In the rest of this article, we’ll do a clustering analysis of food demand time series. You’ll learn how to:

- summarise a set of time series using feature extraction;
- use K-Means and a hierarchical method for time series clustering.

The full code is available on Github:

## Data set

We’ll use a weekly food sales time series collected by the US Department of Agriculture. This data set contains information about food sales by product category and subcategory. The time series is split by state, but we’ll use national total sales in each period.

Below is a sample of the data set:

Here’s what the whole data looks like:

## Feature-based Time Series Clustering

We’ll use a feature-based approach to time series clustering. This process involves two main steps:

- Summarise each time series into a set of features, such as the average value;
- Apply a conventional clustering algorithm to the feature set, such as K-means.

Let’s do each step in turn.

## Feature extraction using *tsfel*

We start by extracting a set of statistics to summarise each time series. The goal is to convert each series into a small set of features.

There are several tools for time series feature extraction. We’ll use *tsfel, *which provides a competitive performance relative to other approaches [3].

Here’s how you can use *tsfel*:

`import pandas as pd`

import tsfel# get configuration

cfg = tsfel.get_features_by_domain()

# extract features for each food subcategory

features = {col: tsfel.time_series_features_extractor(cfg, data[col])

for col in data}

features_df = pd.concat(features, axis=0)

This process results in a large number of features. Some of these may be redundant, so we carry a feature selection process.

Below, we apply three operations to the feature set:

- normalization: convert variables into a 0–1 value range;
- selection by variance: remove any variable with 0 variance;
- selection by correlation: remove any variable with a high correlation with another existing one.

`from sklearn.preprocessing import MinMaxScaler`

from sklearn.feature_selection import VarianceThreshold

from src.correlation_filter import correlation_filter# normalizing the features

features_norm_df = pd.DataFrame(MinMaxScaler().fit_transform(features_df),

columns=features_df.columns)

# removing features with 0 variance

min_var = VarianceThreshold(threshold=0)

min_var.fit(features_norm_df)

features_norm_df = pd.DataFrame(min_var.transform(features_norm_df),

columns=min_var.get_feature_names_out())

# removing correlated features

features_norm_df = correlation_filter(features_norm_df, 0.9)
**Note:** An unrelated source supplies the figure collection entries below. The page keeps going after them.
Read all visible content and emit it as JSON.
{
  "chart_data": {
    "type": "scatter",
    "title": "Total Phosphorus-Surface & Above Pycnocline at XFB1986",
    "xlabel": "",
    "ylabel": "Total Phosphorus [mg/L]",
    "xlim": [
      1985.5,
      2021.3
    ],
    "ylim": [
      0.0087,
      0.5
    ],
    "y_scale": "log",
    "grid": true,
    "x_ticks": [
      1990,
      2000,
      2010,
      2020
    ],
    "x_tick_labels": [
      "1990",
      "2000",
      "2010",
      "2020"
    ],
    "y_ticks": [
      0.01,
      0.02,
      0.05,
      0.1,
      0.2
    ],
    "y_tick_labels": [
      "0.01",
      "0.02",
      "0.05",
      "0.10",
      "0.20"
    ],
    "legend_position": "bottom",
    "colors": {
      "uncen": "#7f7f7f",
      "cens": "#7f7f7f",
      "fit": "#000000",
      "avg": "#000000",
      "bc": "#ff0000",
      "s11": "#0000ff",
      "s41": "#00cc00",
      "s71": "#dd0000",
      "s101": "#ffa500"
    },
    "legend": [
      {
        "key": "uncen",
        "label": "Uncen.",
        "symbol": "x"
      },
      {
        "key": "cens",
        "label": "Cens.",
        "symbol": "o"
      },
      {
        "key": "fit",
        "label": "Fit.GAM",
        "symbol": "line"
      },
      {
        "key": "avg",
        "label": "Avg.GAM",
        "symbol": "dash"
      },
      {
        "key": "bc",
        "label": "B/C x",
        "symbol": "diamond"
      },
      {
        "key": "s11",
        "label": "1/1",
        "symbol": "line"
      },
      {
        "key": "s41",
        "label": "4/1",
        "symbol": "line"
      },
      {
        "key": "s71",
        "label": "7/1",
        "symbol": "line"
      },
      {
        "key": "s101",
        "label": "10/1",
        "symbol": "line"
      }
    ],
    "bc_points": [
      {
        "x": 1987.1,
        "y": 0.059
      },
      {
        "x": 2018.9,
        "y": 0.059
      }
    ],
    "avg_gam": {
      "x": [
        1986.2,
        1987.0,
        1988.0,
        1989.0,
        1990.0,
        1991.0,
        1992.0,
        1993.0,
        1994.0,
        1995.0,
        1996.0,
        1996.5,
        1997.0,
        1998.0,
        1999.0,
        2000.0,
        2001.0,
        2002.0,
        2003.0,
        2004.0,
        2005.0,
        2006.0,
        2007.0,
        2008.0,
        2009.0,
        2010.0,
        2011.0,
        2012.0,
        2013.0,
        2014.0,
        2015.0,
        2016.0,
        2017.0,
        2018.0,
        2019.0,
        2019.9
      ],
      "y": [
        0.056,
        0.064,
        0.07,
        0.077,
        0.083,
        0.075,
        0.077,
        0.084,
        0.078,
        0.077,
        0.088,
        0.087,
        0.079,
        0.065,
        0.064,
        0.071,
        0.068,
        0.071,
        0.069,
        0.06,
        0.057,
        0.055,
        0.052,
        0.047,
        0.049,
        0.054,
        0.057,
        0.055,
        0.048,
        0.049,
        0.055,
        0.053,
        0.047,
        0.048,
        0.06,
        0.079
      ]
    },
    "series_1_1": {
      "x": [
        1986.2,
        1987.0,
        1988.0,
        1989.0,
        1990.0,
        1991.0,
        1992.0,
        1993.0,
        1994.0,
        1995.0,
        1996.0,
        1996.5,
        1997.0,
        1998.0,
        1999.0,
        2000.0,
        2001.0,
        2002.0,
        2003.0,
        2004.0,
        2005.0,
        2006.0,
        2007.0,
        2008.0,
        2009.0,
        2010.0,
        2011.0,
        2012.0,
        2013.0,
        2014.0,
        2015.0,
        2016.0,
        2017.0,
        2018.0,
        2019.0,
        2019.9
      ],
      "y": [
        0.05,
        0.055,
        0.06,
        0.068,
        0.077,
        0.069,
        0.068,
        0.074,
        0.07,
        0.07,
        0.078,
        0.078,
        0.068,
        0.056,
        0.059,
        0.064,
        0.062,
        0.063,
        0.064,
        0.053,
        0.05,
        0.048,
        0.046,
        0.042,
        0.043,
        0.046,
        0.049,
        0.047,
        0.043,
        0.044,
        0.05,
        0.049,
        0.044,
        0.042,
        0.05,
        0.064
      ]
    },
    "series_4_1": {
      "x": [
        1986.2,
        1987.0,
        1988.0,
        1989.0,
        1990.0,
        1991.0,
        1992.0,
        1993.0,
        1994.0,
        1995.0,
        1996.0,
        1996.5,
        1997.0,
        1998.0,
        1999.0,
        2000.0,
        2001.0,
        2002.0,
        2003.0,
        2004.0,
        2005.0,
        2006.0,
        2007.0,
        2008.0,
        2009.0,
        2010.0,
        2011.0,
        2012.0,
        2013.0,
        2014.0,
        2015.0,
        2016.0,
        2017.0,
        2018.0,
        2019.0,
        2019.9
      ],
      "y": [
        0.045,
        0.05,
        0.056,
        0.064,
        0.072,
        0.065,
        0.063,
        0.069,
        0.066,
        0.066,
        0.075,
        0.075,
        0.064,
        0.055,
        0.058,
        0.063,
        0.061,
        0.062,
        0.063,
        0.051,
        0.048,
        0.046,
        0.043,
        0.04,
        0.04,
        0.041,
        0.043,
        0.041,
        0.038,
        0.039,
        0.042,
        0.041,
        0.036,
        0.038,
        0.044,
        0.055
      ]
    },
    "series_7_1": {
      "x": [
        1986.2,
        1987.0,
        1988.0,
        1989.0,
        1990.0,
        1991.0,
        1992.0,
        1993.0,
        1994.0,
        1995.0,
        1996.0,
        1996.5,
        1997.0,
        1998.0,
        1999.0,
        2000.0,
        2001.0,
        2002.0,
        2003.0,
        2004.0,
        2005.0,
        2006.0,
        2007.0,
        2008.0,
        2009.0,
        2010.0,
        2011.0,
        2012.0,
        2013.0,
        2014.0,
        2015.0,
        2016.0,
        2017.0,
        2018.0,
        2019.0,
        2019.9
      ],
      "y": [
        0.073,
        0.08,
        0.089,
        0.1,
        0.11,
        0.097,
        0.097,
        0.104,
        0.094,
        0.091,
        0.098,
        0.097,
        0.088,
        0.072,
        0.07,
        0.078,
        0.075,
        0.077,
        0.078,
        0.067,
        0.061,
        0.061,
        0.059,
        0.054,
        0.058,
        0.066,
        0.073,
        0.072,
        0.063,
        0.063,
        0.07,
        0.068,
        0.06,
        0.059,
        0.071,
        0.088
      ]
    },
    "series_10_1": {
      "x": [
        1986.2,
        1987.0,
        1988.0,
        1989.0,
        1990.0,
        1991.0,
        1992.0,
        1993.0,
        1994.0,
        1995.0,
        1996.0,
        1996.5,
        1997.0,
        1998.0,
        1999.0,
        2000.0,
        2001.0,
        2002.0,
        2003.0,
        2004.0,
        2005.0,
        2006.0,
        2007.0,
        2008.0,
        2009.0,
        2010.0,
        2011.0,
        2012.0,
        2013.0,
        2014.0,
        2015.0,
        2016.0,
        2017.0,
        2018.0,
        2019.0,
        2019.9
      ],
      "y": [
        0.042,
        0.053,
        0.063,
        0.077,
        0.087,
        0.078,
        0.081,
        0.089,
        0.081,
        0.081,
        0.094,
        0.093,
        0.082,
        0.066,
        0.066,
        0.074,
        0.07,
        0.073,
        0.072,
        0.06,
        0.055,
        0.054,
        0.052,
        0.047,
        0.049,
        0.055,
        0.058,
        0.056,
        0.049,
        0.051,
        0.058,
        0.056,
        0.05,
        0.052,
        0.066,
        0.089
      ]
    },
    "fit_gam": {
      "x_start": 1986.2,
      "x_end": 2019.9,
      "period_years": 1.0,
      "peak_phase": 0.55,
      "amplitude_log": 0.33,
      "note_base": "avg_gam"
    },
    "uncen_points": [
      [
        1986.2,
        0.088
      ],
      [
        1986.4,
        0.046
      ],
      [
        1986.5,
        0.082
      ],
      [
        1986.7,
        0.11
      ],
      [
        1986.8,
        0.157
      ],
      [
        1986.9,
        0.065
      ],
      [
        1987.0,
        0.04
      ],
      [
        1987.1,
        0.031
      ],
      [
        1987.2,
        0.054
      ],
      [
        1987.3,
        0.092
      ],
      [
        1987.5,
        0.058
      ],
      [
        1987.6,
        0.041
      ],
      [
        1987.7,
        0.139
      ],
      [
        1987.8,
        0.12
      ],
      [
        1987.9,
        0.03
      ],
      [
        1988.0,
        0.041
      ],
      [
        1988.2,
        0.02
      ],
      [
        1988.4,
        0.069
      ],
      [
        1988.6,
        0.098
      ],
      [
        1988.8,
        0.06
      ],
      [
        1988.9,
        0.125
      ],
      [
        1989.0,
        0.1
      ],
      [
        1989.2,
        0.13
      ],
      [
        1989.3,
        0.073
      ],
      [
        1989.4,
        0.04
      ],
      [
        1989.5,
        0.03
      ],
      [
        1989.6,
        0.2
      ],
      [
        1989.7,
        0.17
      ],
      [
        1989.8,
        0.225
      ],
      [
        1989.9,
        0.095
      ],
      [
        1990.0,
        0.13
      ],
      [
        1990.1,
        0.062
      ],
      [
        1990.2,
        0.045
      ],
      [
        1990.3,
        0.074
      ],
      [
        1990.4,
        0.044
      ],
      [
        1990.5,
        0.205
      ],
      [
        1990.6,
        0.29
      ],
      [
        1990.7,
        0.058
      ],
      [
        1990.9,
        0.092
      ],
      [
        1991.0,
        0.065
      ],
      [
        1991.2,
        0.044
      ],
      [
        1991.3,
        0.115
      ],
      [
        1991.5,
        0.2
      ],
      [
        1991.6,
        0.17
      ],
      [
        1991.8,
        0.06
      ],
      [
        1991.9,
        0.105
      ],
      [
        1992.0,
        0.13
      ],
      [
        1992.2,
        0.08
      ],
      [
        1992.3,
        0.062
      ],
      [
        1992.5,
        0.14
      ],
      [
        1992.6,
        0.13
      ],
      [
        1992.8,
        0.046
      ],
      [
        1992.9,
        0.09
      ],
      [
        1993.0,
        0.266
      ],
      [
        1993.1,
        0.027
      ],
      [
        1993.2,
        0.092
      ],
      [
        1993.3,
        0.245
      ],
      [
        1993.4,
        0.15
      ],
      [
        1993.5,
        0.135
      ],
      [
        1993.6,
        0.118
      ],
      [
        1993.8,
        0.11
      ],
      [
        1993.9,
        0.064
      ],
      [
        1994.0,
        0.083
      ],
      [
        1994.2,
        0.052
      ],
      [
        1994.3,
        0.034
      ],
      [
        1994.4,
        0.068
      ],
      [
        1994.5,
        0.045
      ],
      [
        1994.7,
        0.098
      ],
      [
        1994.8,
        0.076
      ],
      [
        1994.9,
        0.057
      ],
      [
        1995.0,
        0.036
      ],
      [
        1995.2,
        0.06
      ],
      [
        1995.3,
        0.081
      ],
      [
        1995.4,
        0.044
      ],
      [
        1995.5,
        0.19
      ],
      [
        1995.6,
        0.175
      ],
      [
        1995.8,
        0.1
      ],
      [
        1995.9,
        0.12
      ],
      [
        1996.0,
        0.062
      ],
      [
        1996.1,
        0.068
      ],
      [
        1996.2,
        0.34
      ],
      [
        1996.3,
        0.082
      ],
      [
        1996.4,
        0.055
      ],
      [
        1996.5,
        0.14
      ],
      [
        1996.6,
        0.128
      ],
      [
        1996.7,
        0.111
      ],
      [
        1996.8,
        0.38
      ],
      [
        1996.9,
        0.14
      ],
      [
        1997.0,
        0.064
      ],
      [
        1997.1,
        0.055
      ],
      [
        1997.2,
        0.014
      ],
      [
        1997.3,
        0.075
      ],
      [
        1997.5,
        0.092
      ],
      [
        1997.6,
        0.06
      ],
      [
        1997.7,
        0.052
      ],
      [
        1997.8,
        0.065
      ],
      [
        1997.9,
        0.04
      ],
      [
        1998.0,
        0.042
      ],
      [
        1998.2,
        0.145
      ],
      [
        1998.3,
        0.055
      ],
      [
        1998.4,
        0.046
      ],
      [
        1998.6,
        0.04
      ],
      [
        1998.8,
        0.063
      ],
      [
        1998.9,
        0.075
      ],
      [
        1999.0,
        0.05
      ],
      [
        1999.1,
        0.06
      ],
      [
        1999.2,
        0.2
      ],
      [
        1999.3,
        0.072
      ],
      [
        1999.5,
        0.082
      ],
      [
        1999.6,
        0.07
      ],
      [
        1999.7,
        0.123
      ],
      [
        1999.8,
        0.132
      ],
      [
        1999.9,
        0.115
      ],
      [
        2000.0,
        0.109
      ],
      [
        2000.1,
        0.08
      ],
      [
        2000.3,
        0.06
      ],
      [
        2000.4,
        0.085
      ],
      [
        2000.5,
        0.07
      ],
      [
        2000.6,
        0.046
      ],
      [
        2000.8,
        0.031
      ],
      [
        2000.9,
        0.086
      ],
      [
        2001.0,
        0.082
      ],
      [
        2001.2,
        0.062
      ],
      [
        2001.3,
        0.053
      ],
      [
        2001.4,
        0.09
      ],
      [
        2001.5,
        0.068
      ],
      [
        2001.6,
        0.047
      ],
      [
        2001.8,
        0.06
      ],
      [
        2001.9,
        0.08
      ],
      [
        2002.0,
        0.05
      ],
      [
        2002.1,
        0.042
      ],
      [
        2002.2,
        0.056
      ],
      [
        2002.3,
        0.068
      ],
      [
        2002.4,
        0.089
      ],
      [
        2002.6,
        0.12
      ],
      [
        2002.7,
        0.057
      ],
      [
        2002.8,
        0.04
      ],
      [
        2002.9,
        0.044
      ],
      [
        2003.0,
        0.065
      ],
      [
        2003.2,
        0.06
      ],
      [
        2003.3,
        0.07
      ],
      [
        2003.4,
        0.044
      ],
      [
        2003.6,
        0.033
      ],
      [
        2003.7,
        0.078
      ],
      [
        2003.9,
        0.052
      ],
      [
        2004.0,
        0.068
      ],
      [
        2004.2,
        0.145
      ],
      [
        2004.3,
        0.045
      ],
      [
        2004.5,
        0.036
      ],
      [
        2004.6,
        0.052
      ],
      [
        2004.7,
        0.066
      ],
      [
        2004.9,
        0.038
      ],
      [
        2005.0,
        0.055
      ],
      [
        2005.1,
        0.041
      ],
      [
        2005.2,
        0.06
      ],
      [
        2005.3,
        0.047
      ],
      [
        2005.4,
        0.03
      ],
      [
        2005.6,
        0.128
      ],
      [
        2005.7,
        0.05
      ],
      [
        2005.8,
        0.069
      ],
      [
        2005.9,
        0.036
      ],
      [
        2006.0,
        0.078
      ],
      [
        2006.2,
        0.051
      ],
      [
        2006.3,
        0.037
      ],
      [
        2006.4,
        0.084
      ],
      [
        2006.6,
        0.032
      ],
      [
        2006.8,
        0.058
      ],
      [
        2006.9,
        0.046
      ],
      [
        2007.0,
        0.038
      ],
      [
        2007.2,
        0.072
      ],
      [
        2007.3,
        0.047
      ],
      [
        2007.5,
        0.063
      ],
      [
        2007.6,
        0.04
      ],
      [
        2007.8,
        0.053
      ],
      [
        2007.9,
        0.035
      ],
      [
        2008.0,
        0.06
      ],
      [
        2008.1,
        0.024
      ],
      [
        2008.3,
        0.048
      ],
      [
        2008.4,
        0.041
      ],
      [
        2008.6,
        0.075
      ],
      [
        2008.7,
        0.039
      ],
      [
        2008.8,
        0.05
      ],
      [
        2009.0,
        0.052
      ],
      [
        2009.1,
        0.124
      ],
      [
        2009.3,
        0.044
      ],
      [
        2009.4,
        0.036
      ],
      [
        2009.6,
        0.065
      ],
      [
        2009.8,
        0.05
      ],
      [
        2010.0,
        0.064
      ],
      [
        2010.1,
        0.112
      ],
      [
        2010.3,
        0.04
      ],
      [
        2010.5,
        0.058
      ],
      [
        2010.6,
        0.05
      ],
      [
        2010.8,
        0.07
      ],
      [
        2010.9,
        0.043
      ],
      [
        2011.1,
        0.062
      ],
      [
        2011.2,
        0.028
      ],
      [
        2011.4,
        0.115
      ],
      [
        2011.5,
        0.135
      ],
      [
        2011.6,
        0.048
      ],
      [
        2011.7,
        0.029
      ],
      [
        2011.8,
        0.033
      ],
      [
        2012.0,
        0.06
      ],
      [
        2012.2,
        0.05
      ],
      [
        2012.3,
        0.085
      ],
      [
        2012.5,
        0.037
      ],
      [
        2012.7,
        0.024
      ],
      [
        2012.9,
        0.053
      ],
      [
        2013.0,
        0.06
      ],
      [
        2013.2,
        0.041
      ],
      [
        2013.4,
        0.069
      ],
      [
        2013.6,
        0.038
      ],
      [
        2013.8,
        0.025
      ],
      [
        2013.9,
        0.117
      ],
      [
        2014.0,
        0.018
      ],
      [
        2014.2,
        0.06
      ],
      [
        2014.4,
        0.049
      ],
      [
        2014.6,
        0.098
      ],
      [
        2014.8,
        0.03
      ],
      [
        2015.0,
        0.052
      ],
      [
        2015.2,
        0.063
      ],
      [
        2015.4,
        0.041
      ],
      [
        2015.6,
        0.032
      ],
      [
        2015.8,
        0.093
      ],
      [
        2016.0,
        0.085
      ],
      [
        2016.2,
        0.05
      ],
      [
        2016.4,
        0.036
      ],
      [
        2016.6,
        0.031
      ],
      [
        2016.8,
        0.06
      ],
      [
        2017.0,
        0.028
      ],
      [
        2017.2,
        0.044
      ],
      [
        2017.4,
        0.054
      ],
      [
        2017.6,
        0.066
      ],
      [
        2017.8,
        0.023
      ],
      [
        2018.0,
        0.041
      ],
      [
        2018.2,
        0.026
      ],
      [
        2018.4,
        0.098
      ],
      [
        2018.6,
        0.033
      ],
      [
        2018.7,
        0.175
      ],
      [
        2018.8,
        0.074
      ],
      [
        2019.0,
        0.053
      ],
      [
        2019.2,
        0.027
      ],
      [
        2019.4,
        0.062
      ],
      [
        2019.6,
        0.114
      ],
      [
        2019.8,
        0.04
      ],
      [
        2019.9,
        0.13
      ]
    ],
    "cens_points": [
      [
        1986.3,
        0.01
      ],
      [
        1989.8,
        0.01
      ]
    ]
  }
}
features_norm_df.index = data.columns

## Clustering with K-Means

After preprocessing a data set, we’re ready to cluster time series. We summarise each series into a small set of unordered features. So, we can use any conventional algorithm for clustering. A popular choice is K-means.

With K-means, we need to pick the number of clusters we want. Unless we have some domain knowledge, there’s no obvious apriori value for this parameter. But, we can carry out a data-driven approach to select the number of clusters. We test different values and pick the best one.

Below, we test K-means with up to 24 clusters. Then, we pick the number of clusters that maximizes the silhouette score. This metric quantifies the cohesion of the clusters obtained.

`from sklearn.cluster import KMeans`

from sklearn.metrics import silhouette_scorekmeans_parameters = {

'init': 'k-means++',

'n_init': 100,

'max_iter': 50,

}

n_clusters = range(2, 25)

silhouette_coef = []

for k in n_clusters:

kmeans = KMeans(n_clusters=k, **kmeans_parameters)

kmeans.fit(features_norm_df)

score = silhouette_score(features_norm_df, kmeans.labels_)

silhouette_coef.append(score)

The silhouette score is maximized for 5 clusters as shown in the figure below.

We can draw a parallel coordinates plot to understand the profile of each cluster. Here’s an example with a sample of three features:

We can also use the information about clusters to improve demand forecasting models. For example, by building a model for each cluster. The paper in reference [5] is a good example of this approach.

## Hierarchical clustering

Hierarchical clustering is an alternative to K-means. It combines pairs of clusters iteratively, leading to a tree-like structure. The library *scipy* provides an implementation for this method.

`import scipy.cluster.hierarchy as shc`# hierarchical clustering using the ward method

clustering = shc.linkage(features_norm_df, method='ward')

# plotting the dendrogram

dend = shc.dendrogram(clustering,

labels=categories.values,

orientation='right',

leaf_font_size=7)

The results of a hierarchical clustering model are best visualized with a dendrogram plot:

We can use the dendrogram to understand the clusters’ profiles. For example, we can see that most canned items are grouped (orange color). Oranges also cluster with pancake/cake mixes. These two often go together in people’s breakfast.